The women who opposed the ERA insisted that women were fundamentally different from men, and they argued that the amendment would threaten women's traditional place in society and deprive them of rights they already enjoyed. The anti-ERA campaign was nationwide but also concentrated in particular states, since ratification required a super majority of states. The "Stop ERA" organization in Michigan campaigned against the amendment by educating voters, raising money, and supporting or opposing political candidates based on their attitude toward the ERA.
These cards illustrate the inherent tension in anti-ERA arguments. Opponents of the ERA sometimes emphasized that the amendment would take away protections that women enjoyed, forcing them to serve in the military for example. In fact, STOP stood for "Stop Taking Our Privileges" (Schreiber, 2017). At the same time, ERA opponents sometimes echoed feminist goals such as equal pay but argued that existing legislation was sufficient to guarantee women's rights.
Women who opposed the ERA used political strategies to make a case for women's traditional roles. The Michigan Stop ERA organization surveyed candidates for political office to determine their views on the Equal Rights Amendment. Then the group urged voters to support those candidates who opposed the ERA with signs like this.
In addition to the formal political process, conservative women used existing networks and gathering places to build their campaign (Rohlinger, 2017). Opponents of the ERA in Michigan engaged in face-to-face advocacy, as shown in this photograph of a booth they set up in the Genesse Valley mall in Flint in 1975.

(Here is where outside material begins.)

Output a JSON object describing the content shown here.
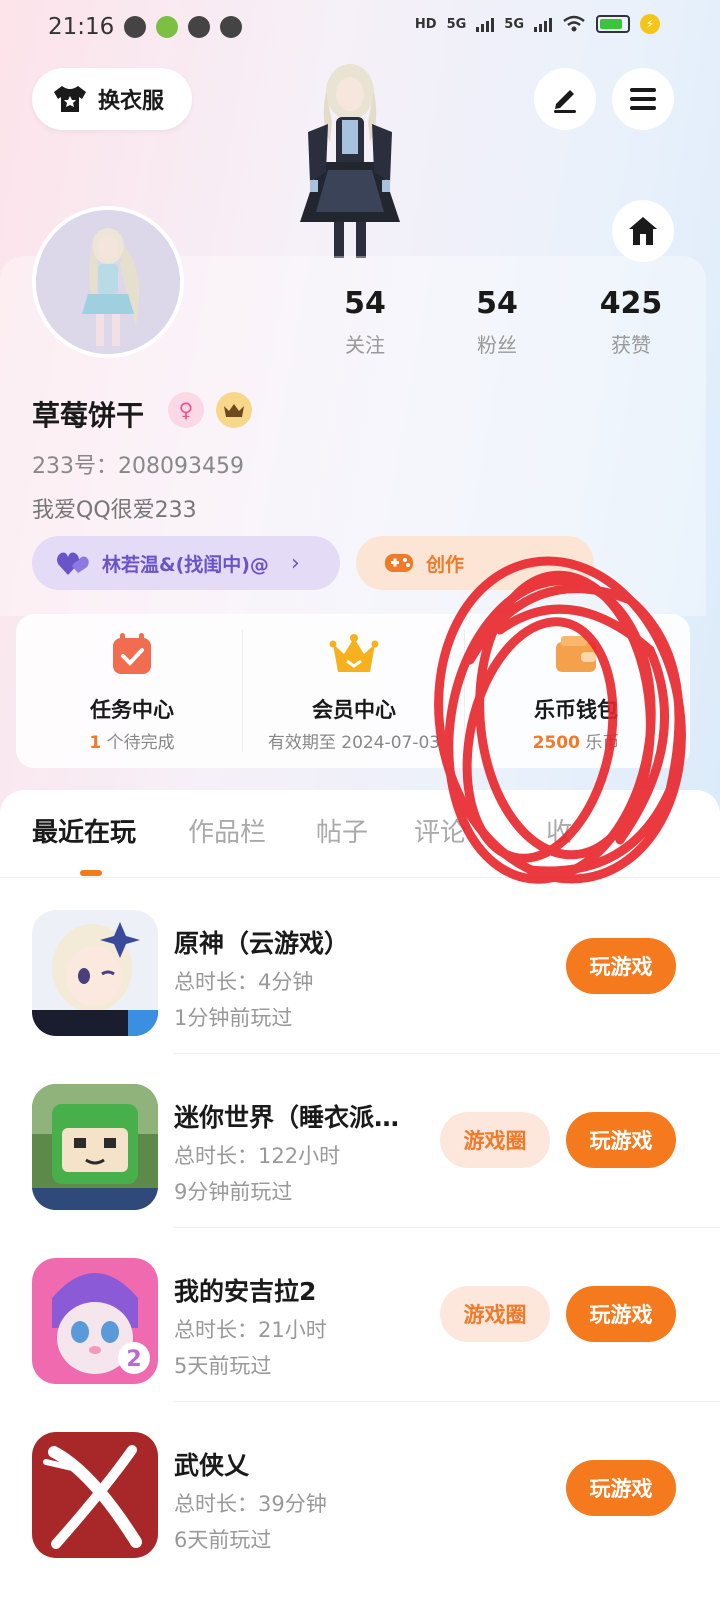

The anti-ERA campaign included dynamic leaders such as Elaine Donnelly who led the Stop ERA organization in Michigan. She and others assembled a variety of arguments against it, including its possible legal and social implications.
Initially, the deadline for ratification of the ERA was 1979. Congress extended it to 1982, and efforts for and against continued. Confident that the Equal Rights Amendment would expire before the ratification deadline, the Stop ERA organization issued invitations to a "Prelude to Victory" party in 1982. Their prediction was correct: the ERA was not ratified and is not part of the Constitution today.